The grain silos in the port of Assen, Hekmans Boô in Schoonebeek, the artwork Broken Circle/Spiral Hill in a sand excavation near Emmen, the Holthersluis near Beilen, the polder pumping station at Peize, De Berk mill and the ‘small’ radio-telescope near Dwingeloo.
What do they have in common? They are all new protected provincial monuments. Every Sunday we put one in the spotlight.
It used to be – just like nowadays – only a wet and swampy intention in the Peizer and Eelder Mads. Yet there has been a period when the area was a lot drier. This was due to the pumping station for the Peizer- en Eeldermade, built in 1935 by order of the water board with the same name: the Peizer and Eeldermaden.
The area used to be mainly peat and regularly flooded at the beginning of the 20th century. The water board came in 1928 especially to polder the wet area and to make it suitable for agriculture. Newspaper articles from that time show that the area was found very suitable for horticultural companies and even flower bulb cultivation.
New waterways and canals were dug, existing. The area was reclaimed and there were roads and farms. Age -old reliefs in the landscape such as Veenterpen and streams disappeared. With that also a large part of the original nature such as blue grasses. Nature became agricultural land, mainly pasture area.
The excavation work was done by the unemployed who were put to work in the Peizer and Eelder Mads through a work-creating program. More and more peat workers in Southeast Drenthe became unemployed because of the rise of coal for heating houses and running factories and were able to dig a scanty wage for a while in the Kop van Drenthe.
The work was tough, the working weeks about 50 hours, the circumstances terrible and the wage was just just enough to make ends meet with a family. In 1932 it yielded labor conflicts in the Peizer and Eelder Mads.
The pumping station was built on the northwest side of the area and had to bring the surplus water to the sea via the Peizerdiep, Koningsdiep and Aduarderdiep at Zoutkamp. The pumping station and the accompanying manager’s house is built in simple Amsterdam school style. Sober with little fringe. The red brick buildings are set up in such a way that you can keep an eye on the pumping station from the manager’s house. The manager’s house is actually a chooser farm.

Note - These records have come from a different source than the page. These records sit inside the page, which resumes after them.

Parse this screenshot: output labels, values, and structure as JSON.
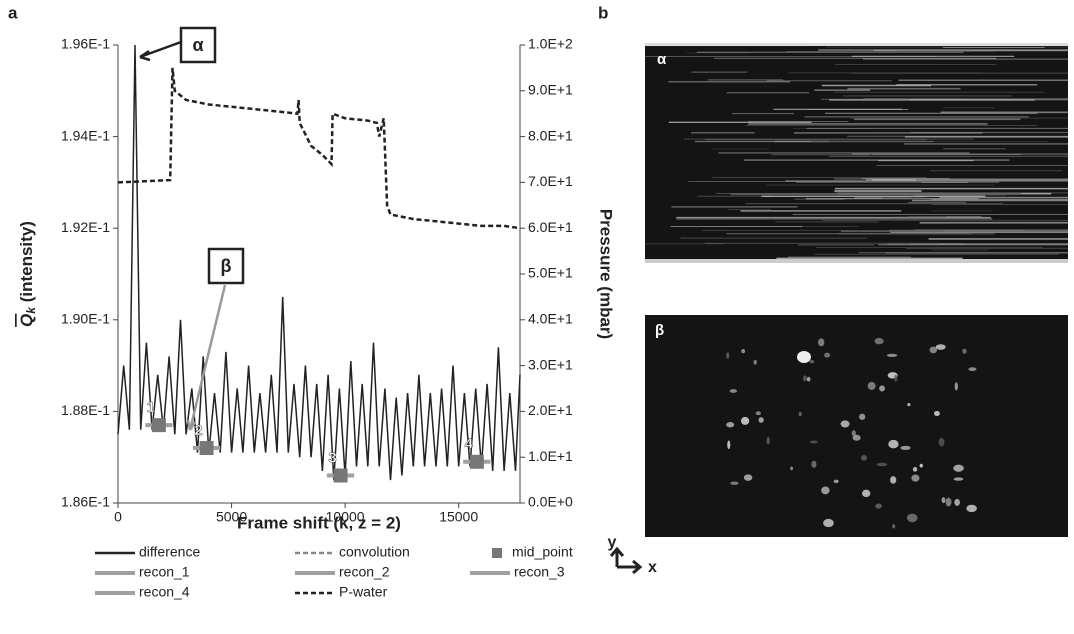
{
  "chart_data": {
    "type": "line",
    "panel_label": "a",
    "x_label": "Frame shift (k, z = 2)",
    "y_label": {
      "symbol": "Q",
      "subscript": "k",
      "text": " (intensity)"
    },
    "y2_label": "Pressure (mbar)",
    "annotations": [
      "α",
      "β"
    ],
    "xlim": [
      0,
      17700
    ],
    "xticks": [
      0,
      5000,
      10000,
      15000
    ],
    "ylim": [
      0.186,
      0.196
    ],
    "yticks": [
      {
        "value": 0.186,
        "label": "1.86E-1"
      },
      {
        "value": 0.188,
        "label": "1.88E-1"
      },
      {
        "value": 0.19,
        "label": "1.90E-1"
      },
      {
        "value": 0.192,
        "label": "1.92E-1"
      },
      {
        "value": 0.194,
        "label": "1.94E-1"
      },
      {
        "value": 0.196,
        "label": "1.96E-1"
      }
    ],
    "y2lim": [
      0,
      100
    ],
    "y2ticks": [
      {
        "value": 0,
        "label": "0.0E+0"
      },
      {
        "value": 10,
        "label": "1.0E+1"
      },
      {
        "value": 20,
        "label": "2.0E+1"
      },
      {
        "value": 30,
        "label": "3.0E+1"
      },
      {
        "value": 40,
        "label": "4.0E+1"
      },
      {
        "value": 50,
        "label": "5.0E+1"
      },
      {
        "value": 60,
        "label": "6.0E+1"
      },
      {
        "value": 70,
        "label": "7.0E+1"
      },
      {
        "value": 80,
        "label": "8.0E+1"
      },
      {
        "value": 90,
        "label": "9.0E+1"
      },
      {
        "value": 100,
        "label": "1.0E+2"
      }
    ],
    "grid": false,
    "series": [
      {
        "name": "difference",
        "color": "#222222",
        "style": "line",
        "x": [
          0,
          250,
          500,
          750,
          1000,
          1250,
          1500,
          1750,
          2000,
          2250,
          2500,
          2750,
          3000,
          3250,
          3500,
          3750,
          4000,
          4250,
          4500,
          4750,
          5000,
          5250,
          5500,
          5750,
          6000,
          6250,
          6500,
          6750,
          7000,
          7250,
          7500,
          7750,
          8000,
          8250,
          8500,
          8750,
          9000,
          9250,
          9500,
          9750,
          10000,
          10250,
          10500,
          10750,
          11000,
          11250,
          11500,
          11750,
          12000,
          12250,
          12500,
          12750,
          13000,
          13250,
          13500,
          13750,
          14000,
          14250,
          14500,
          14750,
          15000,
          15250,
          15500,
          15750,
          16000,
          16250,
          16500,
          16750,
          17000,
          17250,
          17500,
          17700
        ],
        "values": [
          0.1875,
          0.189,
          0.1876,
          0.196,
          0.1876,
          0.1895,
          0.1876,
          0.1888,
          0.1876,
          0.1892,
          0.1875,
          0.19,
          0.1875,
          0.1885,
          0.1871,
          0.1892,
          0.1871,
          0.1884,
          0.1871,
          0.1893,
          0.1871,
          0.1885,
          0.1871,
          0.189,
          0.1871,
          0.1884,
          0.1871,
          0.1888,
          0.1871,
          0.1905,
          0.1871,
          0.1886,
          0.187,
          0.189,
          0.187,
          0.1886,
          0.1867,
          0.1888,
          0.1865,
          0.1885,
          0.1866,
          0.1891,
          0.1868,
          0.1886,
          0.1868,
          0.1895,
          0.1868,
          0.1885,
          0.1865,
          0.1883,
          0.1866,
          0.1884,
          0.1868,
          0.1888,
          0.1868,
          0.1884,
          0.1868,
          0.1885,
          0.1868,
          0.189,
          0.1868,
          0.1884,
          0.1868,
          0.1885,
          0.1868,
          0.1886,
          0.1867,
          0.1894,
          0.1867,
          0.1884,
          0.1867,
          0.1888
        ]
      },
      {
        "name": "convolution",
        "color": "#888888",
        "style": "dashed",
        "x": [],
        "values": []
      },
      {
        "name": "mid_point",
        "color": "#777777",
        "style": "marker",
        "x": [
          1800,
          3900,
          9800,
          15800
        ],
        "values": [
          0.1877,
          0.1872,
          0.1866,
          0.1869
        ],
        "point_labels": [
          "1",
          "2",
          "3",
          "4"
        ]
      },
      {
        "name": "recon_1",
        "color": "#a0a0a0",
        "style": "thick",
        "x": [
          1200,
          2400
        ],
        "values": [
          0.1877,
          0.1877
        ]
      },
      {
        "name": "recon_2",
        "color": "#a0a0a0",
        "style": "thick",
        "x": [
          3300,
          4500
        ],
        "values": [
          0.1872,
          0.1872
        ]
      },
      {
        "name": "recon_3",
        "color": "#a0a0a0",
        "style": "thick",
        "x": [
          9200,
          10400
        ],
        "values": [
          0.1866,
          0.1866
        ]
      },
      {
        "name": "recon_4",
        "color": "#a0a0a0",
        "style": "thick",
        "x": [
          15200,
          16400
        ],
        "values": [
          0.1869,
          0.1869
        ]
      },
      {
        "name": "P-water",
        "color": "#222222",
        "style": "dashed",
        "axis": "y2",
        "x": [
          0,
          2300,
          2400,
          2500,
          3000,
          4000,
          5000,
          6000,
          7000,
          7900,
          7950,
          8000,
          8500,
          9000,
          9400,
          9450,
          10000,
          11000,
          11400,
          11500,
          11700,
          11850,
          12000,
          13000,
          14000,
          15000,
          16000,
          17000,
          17700
        ],
        "values": [
          70,
          70.5,
          95,
          90,
          88,
          87,
          86.5,
          86,
          85.5,
          85,
          88,
          83,
          78,
          76,
          74,
          85,
          84,
          83.5,
          83,
          80,
          84,
          65,
          63,
          62,
          61.5,
          61,
          60.5,
          60.5,
          60
        ]
      }
    ]
  },
  "images": {
    "panel_label": "b",
    "labels": [
      "α",
      "β"
    ],
    "axis_y": "y",
    "axis_x": "x"
  }
}
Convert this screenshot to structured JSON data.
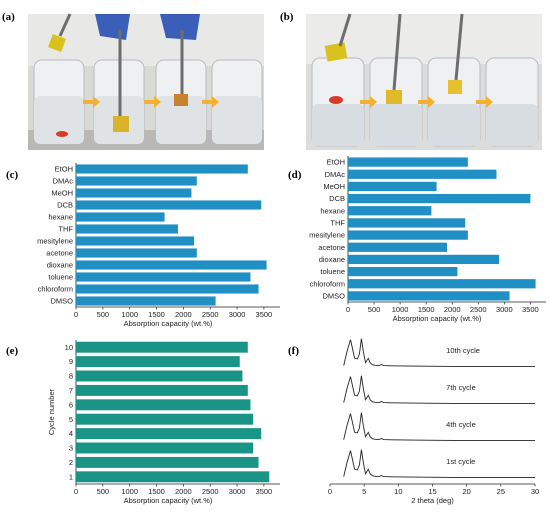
{
  "panels": {
    "a": "(a)",
    "b": "(b)",
    "c": "(c)",
    "d": "(d)",
    "e": "(e)",
    "f": "(f)"
  },
  "colors": {
    "bar_blue": "#1f8fc4",
    "bar_teal": "#1a9487",
    "arrow": "#f2b230",
    "line": "#222222"
  },
  "chart_data": [
    {
      "id": "c",
      "type": "bar",
      "orientation": "horizontal",
      "categories": [
        "EtOH",
        "DMAc",
        "MeOH",
        "DCB",
        "hexane",
        "THF",
        "mesitylene",
        "acetone",
        "dioxane",
        "toluene",
        "chloroform",
        "DMSO"
      ],
      "values": [
        3200,
        2250,
        2150,
        3450,
        1650,
        1900,
        2200,
        2250,
        3550,
        3250,
        3400,
        2600
      ],
      "xlabel": "Absorption capacity (wt.%)",
      "xlim": [
        0,
        3800
      ],
      "xticks": [
        0,
        500,
        1000,
        1500,
        2000,
        2500,
        3000,
        3500
      ]
    },
    {
      "id": "d",
      "type": "bar",
      "orientation": "horizontal",
      "categories": [
        "EtOH",
        "DMAc",
        "MeOH",
        "DCB",
        "hexane",
        "THF",
        "mesitylene",
        "acetone",
        "dioxane",
        "toluene",
        "chloroform",
        "DMSO"
      ],
      "values": [
        2300,
        2850,
        1700,
        3500,
        1600,
        2250,
        2300,
        1900,
        2900,
        2100,
        3600,
        3100
      ],
      "xlabel": "Absorption capacity (wt.%)",
      "xlim": [
        0,
        3800
      ],
      "xticks": [
        0,
        500,
        1000,
        1500,
        2000,
        2500,
        3000,
        3500
      ]
    },
    {
      "id": "e",
      "type": "bar",
      "orientation": "horizontal",
      "categories": [
        "10",
        "9",
        "8",
        "7",
        "6",
        "5",
        "4",
        "3",
        "2",
        "1"
      ],
      "values": [
        3200,
        3050,
        3100,
        3200,
        3250,
        3300,
        3450,
        3300,
        3400,
        3600
      ],
      "xlabel": "Absorption capacity (wt.%)",
      "ylabel": "Cycle number",
      "xlim": [
        0,
        3800
      ],
      "xticks": [
        0,
        500,
        1000,
        1500,
        2000,
        2500,
        3000,
        3500
      ]
    },
    {
      "id": "f",
      "type": "line",
      "xlabel": "2 theta (deg)",
      "xlim": [
        0,
        30
      ],
      "xticks": [
        0,
        5,
        10,
        15,
        20,
        25,
        30
      ],
      "series": [
        {
          "name": "10th cycle"
        },
        {
          "name": "7th cycle"
        },
        {
          "name": "4th cycle"
        },
        {
          "name": "1st cycle"
        }
      ],
      "pattern": {
        "x": [
          2.0,
          2.5,
          3.0,
          3.3,
          3.6,
          4.0,
          4.3,
          4.6,
          4.9,
          5.2,
          5.6,
          5.9,
          6.2,
          6.6,
          7.2,
          7.5,
          7.8,
          9.0,
          12,
          18,
          25,
          30
        ],
        "intensity": [
          0.05,
          0.55,
          0.95,
          0.62,
          0.3,
          0.28,
          0.45,
          0.98,
          0.5,
          0.15,
          0.3,
          0.14,
          0.08,
          0.06,
          0.05,
          0.09,
          0.05,
          0.04,
          0.03,
          0.02,
          0.02,
          0.02
        ]
      }
    }
  ]
}
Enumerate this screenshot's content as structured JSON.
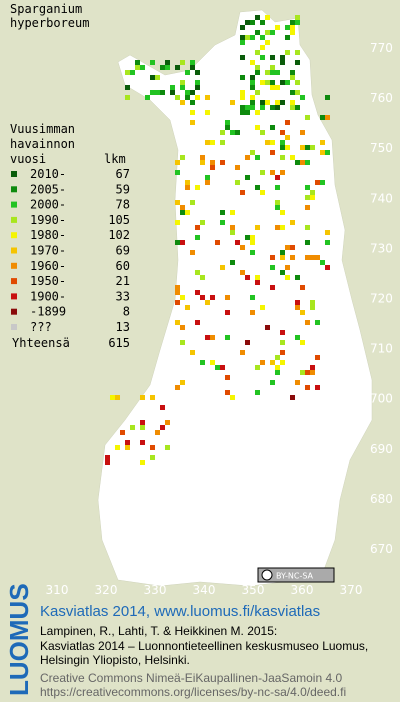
{
  "title": [
    "Sparganium",
    "hyperboreum"
  ],
  "legend": {
    "heading": [
      "Vuusimman",
      "havainnon"
    ],
    "col_year": "vuosi",
    "col_count": "lkm",
    "rows": [
      {
        "label": "2010-",
        "count": 67,
        "color": "#0a5c0a"
      },
      {
        "label": "2005-",
        "count": 59,
        "color": "#0e8a0e"
      },
      {
        "label": "2000-",
        "count": 78,
        "color": "#22c322"
      },
      {
        "label": "1990-",
        "count": 105,
        "color": "#a8e61e"
      },
      {
        "label": "1980-",
        "count": 102,
        "color": "#f5f500"
      },
      {
        "label": "1970-",
        "count": 69,
        "color": "#f5c400"
      },
      {
        "label": "1960-",
        "count": 60,
        "color": "#f08c00"
      },
      {
        "label": "1950-",
        "count": 21,
        "color": "#e04a00"
      },
      {
        "label": "1900-",
        "count": 33,
        "color": "#c81010"
      },
      {
        "label": "-1899",
        "count": 8,
        "color": "#8a0a0a"
      },
      {
        "label": "???",
        "count": 13,
        "color": "#c8c8c8"
      }
    ],
    "total": {
      "label": "Yhteensä",
      "count": 615
    }
  },
  "x_axis": [
    310,
    320,
    330,
    340,
    350,
    360,
    370
  ],
  "y_axis": [
    770,
    760,
    750,
    740,
    730,
    720,
    710,
    700,
    690,
    680,
    670
  ],
  "license": "BY-NC-SA",
  "footer": {
    "brand": "LUOMUS",
    "link": "Kasviatlas 2014, www.luomus.fi/kasviatlas",
    "citation": [
      "Lampinen, R., Lahti, T. & Heikkinen M. 2015:",
      "Kasviatlas 2014 – Luonnontieteellinen keskusmuseo Luomus,",
      "Helsingin Yliopisto, Helsinki."
    ],
    "license_text": [
      "Creative Commons Nimeä-EiKaupallinen-JaaSamoin 4.0",
      "https://creativecommons.org/licenses/by-nc-sa/4.0/deed.fi"
    ]
  }
}
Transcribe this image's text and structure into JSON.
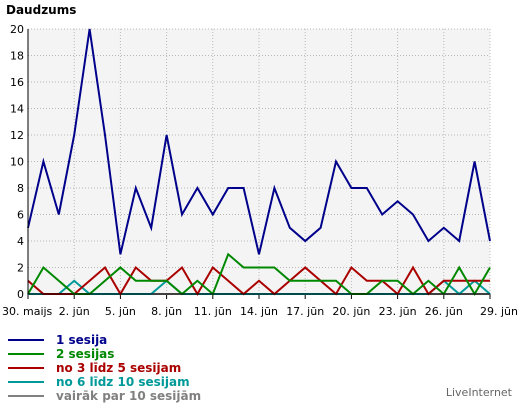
{
  "chart_data": {
    "type": "line",
    "ylabel": "Daudzums",
    "ylim": [
      0,
      20
    ],
    "yticks": [
      0,
      2,
      4,
      6,
      8,
      10,
      12,
      14,
      16,
      18,
      20
    ],
    "x_count": 31,
    "xtick_labels": [
      {
        "index": 0,
        "label": "30. maijs"
      },
      {
        "index": 3,
        "label": "2. jūn"
      },
      {
        "index": 6,
        "label": "5. jūn"
      },
      {
        "index": 9,
        "label": "8. jūn"
      },
      {
        "index": 12,
        "label": "11. jūn"
      },
      {
        "index": 15,
        "label": "14. jūn"
      },
      {
        "index": 18,
        "label": "17. jūn"
      },
      {
        "index": 21,
        "label": "20. jūn"
      },
      {
        "index": 24,
        "label": "23. jūn"
      },
      {
        "index": 27,
        "label": "26. jūn"
      },
      {
        "index": 30,
        "label": "29. jūn"
      }
    ],
    "grid": true,
    "series": [
      {
        "name": "1 sesija",
        "color": "#00008b",
        "values": [
          5,
          10,
          6,
          12,
          20,
          12,
          3,
          8,
          5,
          12,
          6,
          8,
          6,
          8,
          8,
          3,
          8,
          5,
          4,
          5,
          10,
          8,
          8,
          6,
          7,
          6,
          4,
          5,
          4,
          10,
          4
        ]
      },
      {
        "name": "2 sesijas",
        "color": "#008800",
        "values": [
          0,
          2,
          1,
          0,
          0,
          1,
          2,
          1,
          1,
          1,
          0,
          1,
          0,
          3,
          2,
          2,
          2,
          1,
          1,
          1,
          1,
          0,
          0,
          1,
          1,
          0,
          1,
          0,
          2,
          0,
          2
        ]
      },
      {
        "name": "no 3 līdz 5 sesijam",
        "color": "#aa0000",
        "values": [
          1,
          0,
          0,
          0,
          1,
          2,
          0,
          2,
          1,
          1,
          2,
          0,
          2,
          1,
          0,
          1,
          0,
          1,
          2,
          1,
          0,
          2,
          1,
          1,
          0,
          2,
          0,
          1,
          1,
          1,
          1
        ]
      },
      {
        "name": "no 6 līdz 10 sesijam",
        "color": "#009999",
        "values": [
          0,
          0,
          0,
          1,
          0,
          0,
          0,
          0,
          0,
          1,
          0,
          0,
          0,
          0,
          0,
          0,
          0,
          0,
          0,
          0,
          0,
          0,
          0,
          0,
          0,
          0,
          0,
          1,
          0,
          1,
          0
        ]
      },
      {
        "name": "vairāk par 10 sesijām",
        "color": "#808080",
        "values": [
          0,
          0,
          0,
          0,
          0,
          0,
          0,
          0,
          0,
          0,
          0,
          0,
          0,
          0,
          0,
          0,
          0,
          0,
          0,
          0,
          0,
          0,
          0,
          0,
          0,
          0,
          0,
          0,
          0,
          0,
          0
        ]
      }
    ]
  },
  "footer": {
    "brand": "LiveInternet"
  }
}
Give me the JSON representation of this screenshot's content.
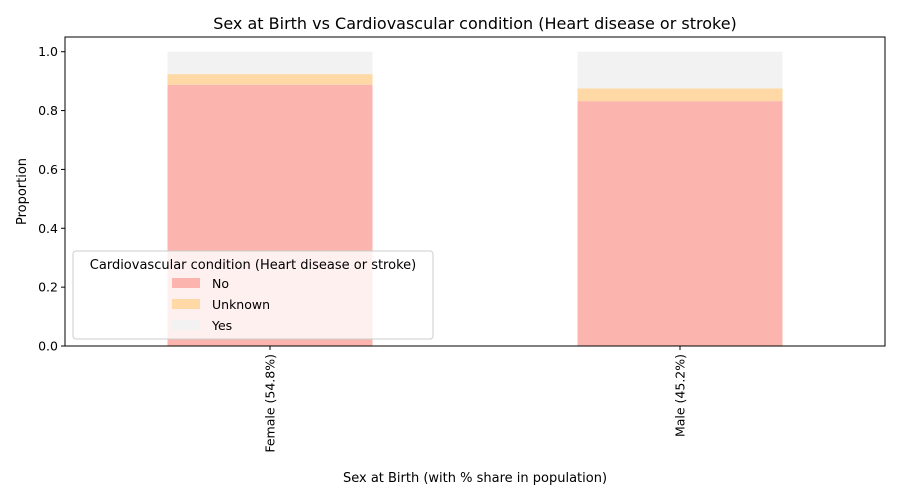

200 m³ of water per minute can remove the pumping station. There was a thick Dutch diesel engine from Stork in Pompgebouw. But in 1975 it was replaced by an English engine.
In the 70s of the last century, the city of Groningen fell on the Peizer and Eelder Maden. The expansion of ‘city’ had to come here. The inhabitants of the villages in the area thought very differently and after protests, Groningen exchanged the gaze to the north for city expansion. The pumping station was able to run quietly and keep the polder dry.
But in the 80s and 90s there will be some regret about the disappeared nature of the Peizer- and Eelder Maden. But: there were also pieces that were fairly unaffected. In recent decades, Natuurmonumenten buys land on a large scale in this area to bring this back as much as possible to a natural state. This means: little fertilization and highly controlled grazing and mowing policy in order to give the original flora and fauna more chance.
Now a large part of the polder has become nature again due to controlled watering of the area. The Onlanden also functions as a water storage to nature. Exactly vice versa. Only around the pumping station is a part of the meadow landscape and the polder structure still recognizable. Due to all the changes and the construction of a larger pumping station, the PEIIZER and EELDER Maden has lost its function. The Diesel pumping station is maintained and tested once a month by the residents of the former manager’s home.
The pumping station and the house have received the monument status because much is still original, there are not many of these diesel pumping stations left and it once had an important function in water management.